Hubungan ayat dengan  بشر (basyar) pada ayat diatas adalah manusia mengisyaratkan kepada makna potensi, kemampuan, dan gaya memahami, menangkap, mencerna dan mengetahui yang berbeda dari makhluk binatang. Sedangkan تبشرون berkembang biak dan tersebar mengisyaratkan kepada makna potensi dan daya dinamika, masing-masing dari keduanya dari tanah merupakan hal yang sangat menakjubkan.  Kemudian بشر ( basyar) juga diartikan kulit luar, karena manusia juga disebut basyar dilihat dari kulitnya yang lebih tampak daripada bulunya, ini berbeda dengan binatang yang mana kulit mereka dilapisi oleh bulu atau rambut dan lapisan kulit luar yang tebal.  Disinilah letak perbedaan antara manusia dengan hewan.
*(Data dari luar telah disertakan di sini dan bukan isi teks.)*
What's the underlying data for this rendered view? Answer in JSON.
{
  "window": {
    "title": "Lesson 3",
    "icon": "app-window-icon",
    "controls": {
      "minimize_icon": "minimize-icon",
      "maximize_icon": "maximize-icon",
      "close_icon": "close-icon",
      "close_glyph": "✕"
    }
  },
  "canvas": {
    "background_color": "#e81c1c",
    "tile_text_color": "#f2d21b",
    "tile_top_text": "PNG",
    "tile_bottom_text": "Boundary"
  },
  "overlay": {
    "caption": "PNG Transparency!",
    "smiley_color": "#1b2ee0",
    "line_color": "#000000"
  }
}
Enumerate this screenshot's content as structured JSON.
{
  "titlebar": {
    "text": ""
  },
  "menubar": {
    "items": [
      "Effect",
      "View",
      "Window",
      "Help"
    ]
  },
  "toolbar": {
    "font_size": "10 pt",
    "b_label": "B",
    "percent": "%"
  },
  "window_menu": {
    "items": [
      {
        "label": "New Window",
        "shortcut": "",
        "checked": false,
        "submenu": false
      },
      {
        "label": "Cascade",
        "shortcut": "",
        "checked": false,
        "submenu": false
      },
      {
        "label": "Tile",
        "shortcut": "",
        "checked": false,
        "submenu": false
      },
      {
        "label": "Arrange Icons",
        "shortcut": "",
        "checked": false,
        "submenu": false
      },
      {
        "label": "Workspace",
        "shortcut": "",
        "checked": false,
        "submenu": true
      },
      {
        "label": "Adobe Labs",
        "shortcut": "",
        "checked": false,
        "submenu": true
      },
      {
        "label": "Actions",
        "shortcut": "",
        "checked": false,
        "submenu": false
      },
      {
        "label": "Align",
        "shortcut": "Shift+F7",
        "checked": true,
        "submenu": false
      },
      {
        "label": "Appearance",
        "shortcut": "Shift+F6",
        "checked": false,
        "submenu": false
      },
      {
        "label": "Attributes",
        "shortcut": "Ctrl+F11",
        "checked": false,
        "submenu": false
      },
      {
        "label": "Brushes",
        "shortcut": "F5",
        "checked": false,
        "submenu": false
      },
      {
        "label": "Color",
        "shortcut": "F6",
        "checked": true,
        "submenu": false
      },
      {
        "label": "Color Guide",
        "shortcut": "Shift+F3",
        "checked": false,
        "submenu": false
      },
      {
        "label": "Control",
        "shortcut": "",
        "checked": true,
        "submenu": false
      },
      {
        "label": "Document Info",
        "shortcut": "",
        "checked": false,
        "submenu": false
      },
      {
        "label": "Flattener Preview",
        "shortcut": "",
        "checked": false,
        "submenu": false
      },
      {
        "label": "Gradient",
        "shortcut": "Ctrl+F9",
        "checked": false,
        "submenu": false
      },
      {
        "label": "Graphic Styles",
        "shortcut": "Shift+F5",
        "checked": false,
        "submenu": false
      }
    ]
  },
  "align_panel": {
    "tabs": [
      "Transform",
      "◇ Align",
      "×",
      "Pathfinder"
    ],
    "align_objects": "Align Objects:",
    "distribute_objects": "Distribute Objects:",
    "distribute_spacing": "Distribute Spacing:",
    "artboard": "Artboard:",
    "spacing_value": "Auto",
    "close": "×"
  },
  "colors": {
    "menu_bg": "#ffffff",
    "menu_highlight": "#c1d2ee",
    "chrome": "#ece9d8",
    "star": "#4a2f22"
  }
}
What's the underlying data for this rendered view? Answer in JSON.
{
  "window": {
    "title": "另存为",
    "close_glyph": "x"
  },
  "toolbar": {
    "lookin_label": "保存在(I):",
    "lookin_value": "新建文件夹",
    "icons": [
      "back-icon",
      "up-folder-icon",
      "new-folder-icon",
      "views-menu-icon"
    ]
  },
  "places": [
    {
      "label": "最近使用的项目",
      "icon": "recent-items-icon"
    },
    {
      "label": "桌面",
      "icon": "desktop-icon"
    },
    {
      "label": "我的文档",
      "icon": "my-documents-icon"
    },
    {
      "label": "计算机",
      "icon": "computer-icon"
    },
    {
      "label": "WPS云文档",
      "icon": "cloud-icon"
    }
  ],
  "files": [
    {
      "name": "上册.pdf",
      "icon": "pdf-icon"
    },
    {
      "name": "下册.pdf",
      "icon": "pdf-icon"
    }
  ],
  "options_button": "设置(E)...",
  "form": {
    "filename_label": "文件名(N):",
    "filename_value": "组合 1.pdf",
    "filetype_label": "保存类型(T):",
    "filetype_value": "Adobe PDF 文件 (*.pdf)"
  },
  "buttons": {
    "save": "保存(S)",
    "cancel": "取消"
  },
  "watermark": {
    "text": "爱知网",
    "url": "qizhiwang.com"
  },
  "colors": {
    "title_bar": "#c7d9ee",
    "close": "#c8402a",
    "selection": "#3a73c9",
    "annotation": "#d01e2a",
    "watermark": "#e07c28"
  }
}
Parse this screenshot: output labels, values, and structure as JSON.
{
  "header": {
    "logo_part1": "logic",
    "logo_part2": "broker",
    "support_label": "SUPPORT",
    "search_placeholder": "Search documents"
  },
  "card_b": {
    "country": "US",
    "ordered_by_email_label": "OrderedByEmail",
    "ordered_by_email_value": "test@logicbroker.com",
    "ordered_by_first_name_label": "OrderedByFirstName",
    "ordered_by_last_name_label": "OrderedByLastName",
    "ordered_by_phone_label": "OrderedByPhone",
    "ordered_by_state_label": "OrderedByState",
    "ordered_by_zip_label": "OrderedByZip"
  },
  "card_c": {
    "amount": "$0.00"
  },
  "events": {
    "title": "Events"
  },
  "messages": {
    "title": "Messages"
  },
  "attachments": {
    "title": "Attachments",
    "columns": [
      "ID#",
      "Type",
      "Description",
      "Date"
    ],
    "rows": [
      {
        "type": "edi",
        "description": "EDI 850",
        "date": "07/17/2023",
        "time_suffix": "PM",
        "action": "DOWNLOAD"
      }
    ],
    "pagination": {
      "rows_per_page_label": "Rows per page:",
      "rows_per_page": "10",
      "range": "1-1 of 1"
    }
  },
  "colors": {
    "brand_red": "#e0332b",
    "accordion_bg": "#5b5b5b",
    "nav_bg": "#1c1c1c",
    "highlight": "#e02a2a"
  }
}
Itulah kekuasaan Allah Swt menuturkan bukti berupa penciptaan manusia dari tanah kemudian keberlangsungan eksistensi spesies manusia melalui jalur reproduksi dan berkembang biak. Kesempurnaan dan totalitas kuasa dan kemampuan-Nya untuk menciptakan, mewujudkan, dan meniadakan, adalah memulai penciptaan manusia dari permulaan. Setelah Allah menciptakan manusia pertama nabi Adam a.s manusia pun disuruh memakmurkan bumi, menempatinya, dan hidup menyebar disegenap penjuru bumi untuk berbagi tujuan yang beragam, seperti membangun kota-kota dan pemukiman, mengelola lahan-lahan pertanian, aktifitas perniagaan.
Jadi jelas bahwa manusia sebagai al-basyar adalah manusia diciptakan dari tanah berasal dari nenek moyang nabi Adam a.s sejak awal langsung berwujud manusia yang sempurna bukannya menciptakan manusia dalam wujud binatang seperti yang disampaikan oleh Charles Darwin manusia berasal dari kera. Setelah itu Allah Swt membekali manusia dengan potensi pemahaman, pengertian, ilmu pengetahuan, dan akal pikiran.  Kalau pada basyar ini manusia sebagai makhluk yang diciptakan kemudian berkembang biak, reproduksi, makan dan minum. Yang nantinya bertahap kepada proses pembangunan peradaban memakmurkan bumi dengan potensi ilmiah yang diterimanya.
2.    Hakikat manusia dalam istilah Insān
Setelah melewati manusia dalam istilah basyar sudah diungkap ke permukaan, manusia dalam istilah insān juga haru dibuka dijelaskan seluas-luasnya bagaimanakah hakikat manusia dalam term ini, secara etimologi  al-insān  dapat diartikan dengan harmonis, lemah lembut, tampak, atau pelupa. Menurut  Quraish Shihab manusia dalam al-Qur’an disebut dengan al-insān kata insan terambil dari kata uns yang berarti jinak, harmonis dan tampak. Kata al-insān juga digunakan dalam al-Qur’an untuk menunjukkan totalitas manusia sebagai makhluk jasmani dan rohani.  Insān juga diartikan lemah, lembut, maka ada orang yang namanya anis  artinya adalah orang yang ramah dan lemah lembut.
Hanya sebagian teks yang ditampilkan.